Department of Biostatistics, Harvard T.H. Chan School of Public Health, United States of America.
Department of Biomedical Informatics, Harvard Medical School, United States of America.
J Biomed Inform. 2024 Sep;157:104685. doi: 10.1016/j.jbi.2024.104685. Epub 2024 Jul 14.
Risk prediction plays a crucial role in planning for prevention, monitoring, and treatment. Electronic Health Records (EHRs) offer an expansive repository of temporal medical data encompassing both risk factors and outcome indicators essential for effective risk prediction. However, challenges emerge due to the lack of readily available gold-standard outcomes and the complex effects of various risk factors. Compounding these challenges are the false positives in diagnosis codes, and formidable task of pinpointing the onset timing in annotations.
We develop a Semi-supervised Double Deep Learning Temporal Risk Prediction (SeDDLeR) algorithm based on extensive unlabeled longitudinal Electronic Health Records (EHR) data augmented by a limited set of gold standard labels on the binary status information indicating whether the clinical event of interest occurred during the follow-up period.
The SeDDLeR algorithm calculates an individualized risk of developing future clinical events over time using each patient's baseline EHR features via the following steps: (1) construction of an initial EHR-derived surrogate as a proxy for the onset status; (2) deep learning calibration of the surrogate along gold-standard onset status; and (3) semi-supervised deep learning for risk prediction combining calibrated surrogates and gold-standard onset status.

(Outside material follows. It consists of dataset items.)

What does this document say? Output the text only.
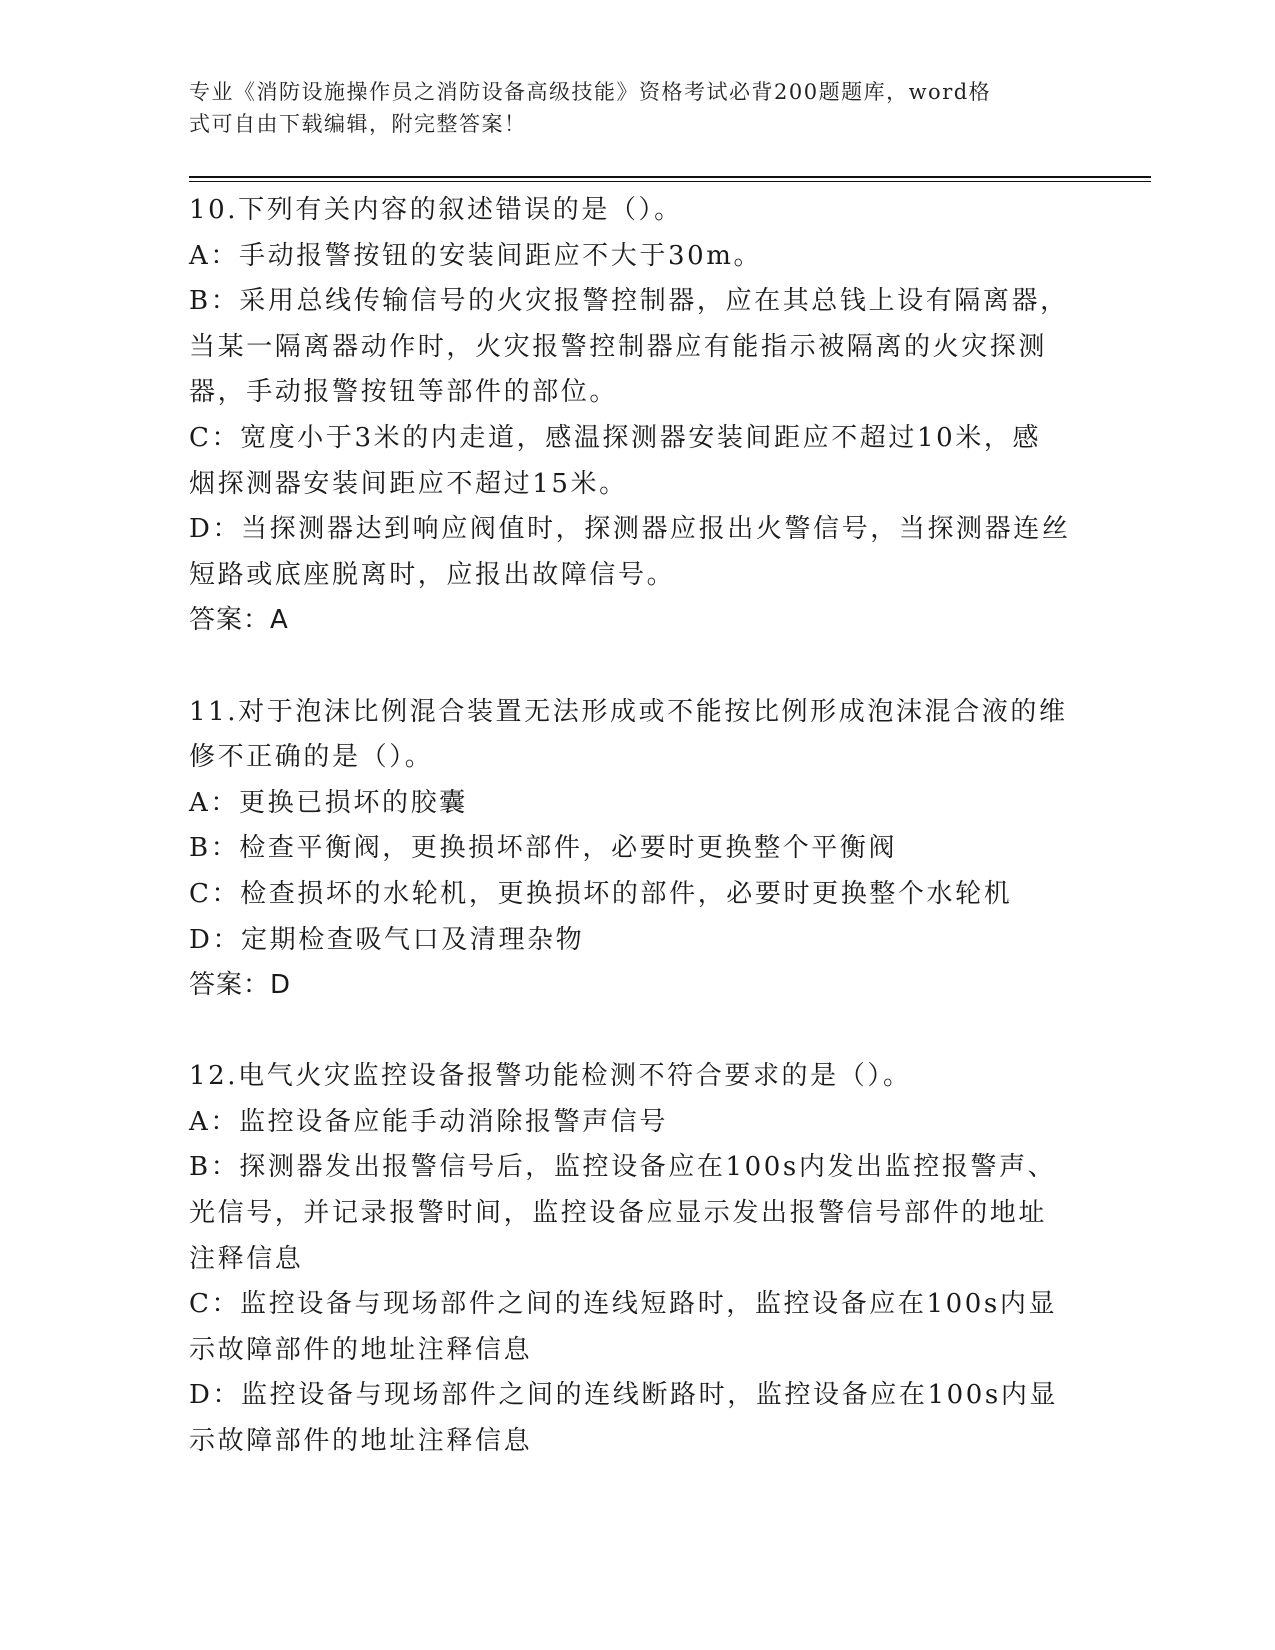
专业《消防设施操作员之消防设备高级技能》资格考试必背200题题库，word格
式可自由下载编辑，附完整答案！
10.下列有关内容的叙述错误的是（）。
A：手动报警按钮的安装间距应不大于30m。
B：采用总线传输信号的火灾报警控制器，应在其总钱上设有隔离器，
当某一隔离器动作时，火灾报警控制器应有能指示被隔离的火灾探测
器，手动报警按钮等部件的部位。
C：宽度小于3米的内走道，感温探测器安装间距应不超过10米，感
烟探测器安装间距应不超过15米。
D：当探测器达到响应阀值时，探测器应报出火警信号，当探测器连丝
短路或底座脱离时，应报出故障信号。
答案：A
11.对于泡沫比例混合装置无法形成或不能按比例形成泡沫混合液的维
修不正确的是（）。
A：更换已损坏的胶囊
B：检查平衡阀，更换损坏部件，必要时更换整个平衡阀
C：检查损坏的水轮机，更换损坏的部件，必要时更换整个水轮机
D：定期检查吸气口及清理杂物
答案：D
12.电气火灾监控设备报警功能检测不符合要求的是（）。
A：监控设备应能手动消除报警声信号
B：探测器发出报警信号后，监控设备应在100s内发出监控报警声、
光信号，并记录报警时间，监控设备应显示发出报警信号部件的地址
注释信息
C：监控设备与现场部件之间的连线短路时，监控设备应在100s内显
示故障部件的地址注释信息
D：监控设备与现场部件之间的连线断路时，监控设备应在100s内显
示故障部件的地址注释信息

To account for missing onset time and heterogeneous follow-up, we introduce temporal kernel weighting. We devise a Gated Recurrent Units (GRUs) module to capture temporal characteristics. We subsequently assess our proposed SeDDLeR method in simulation studies and apply the method to the Massachusetts General Brigham (MGB) Biobank to predict type 2 diabetes (T2D) risk.
SeDDLeR outperforms benchmark risk prediction methods, including Semi-parametric Transformation Model (STM) and DeepHit, with consistently best accuracy across experiments. SeDDLeR achieved the best C-statistics ( 0.815, SE 0.023; vs STM +.084, SE 0.030, P-value .004; vs DeepHit +.055, SE 0.027, P-value .024) and best average time-specific AUC (0.778, SE 0.022; vs STM + 0.059, SE 0.039, P-value .067; vs DeepHit + 0.168, SE 0.032, P-value <0.001) in the MGB T2D study.
SeDDLeR can train robust risk prediction models in both real-world EHR and synthetic datasets with minimal requirements of labeling event times. It holds the potential to be incorporated for future clinical trial recruitment or clinical decision-making.
风险预测在预防、监测和治疗规划中起着至关重要的作用。电子健康记录 (EHR) 提供了一个广泛的时间医学数据存储库,其中包含对有效风险预测至关重要的风险因素和结果指标。然而,由于缺乏现成的金标准结果以及各种风险因素的复杂影响,出现了挑战。此外,诊断代码中还存在假阳性,并且在注释中确定发病时间也是一项艰巨的任务。
我们基于广泛的无标签纵向电子健康记录 (EHR) 数据开发了一种基于半监督双深度学习时间风险预测 (SeDDLeR) 的算法,并使用有限数量的金标准标签对二进制状态信息进行补充,该信息表示在随访期间是否发生了感兴趣的临床事件。
SeDDLeR 算法通过以下步骤使用每个患者的基线 EHR 特征计算未来临床事件的个体化风险:(1)构建一个初始 EHR 衍生的替代物,作为发病状态的代理;(2)沿着金标准发病状态对替代物进行深度学习校准;(3)使用校准的替代物和金标准发病状态进行半监督深度学习进行风险预测。为了考虑到发病时间缺失和异质随访,我们引入了时间核加权。我们设计了一个门控循环单元 (GRU) 模块来捕获时间特征。随后,我们在模拟研究中评估了我们提出的 SeDDLeR 方法,并将该方法应用于马萨诸塞州综合医院 (MGB) 生物库来预测 2 型糖尿病 (T2D) 风险。
SeDDLeR 优于基准风险预测方法,包括半参数变换模型 (STM) 和 DeepHit,在实验中始终具有最佳的准确性。SeDDLeR 实现了最佳的 C 统计量 (0.815,SE 0.023;与 STM +.084,SE 0.030,P 值.004;与 DeepHit +.055,SE 0.027,P 值.024) 和最佳平均时间特异性 AUC (0.778,SE 0.022;与 STM + 0.059,SE 0.039,P 值.067;与 DeepHit + 0.168,SE 0.032,P 值 <0.001) 在 MGB T2D 研究中。
SeDDLeR 可以在真实世界的 EHR 和合成数据集以及最小的标签时间要求下训练稳健的风险预测模型。它有可能被纳入未来的临床试验招募或临床决策。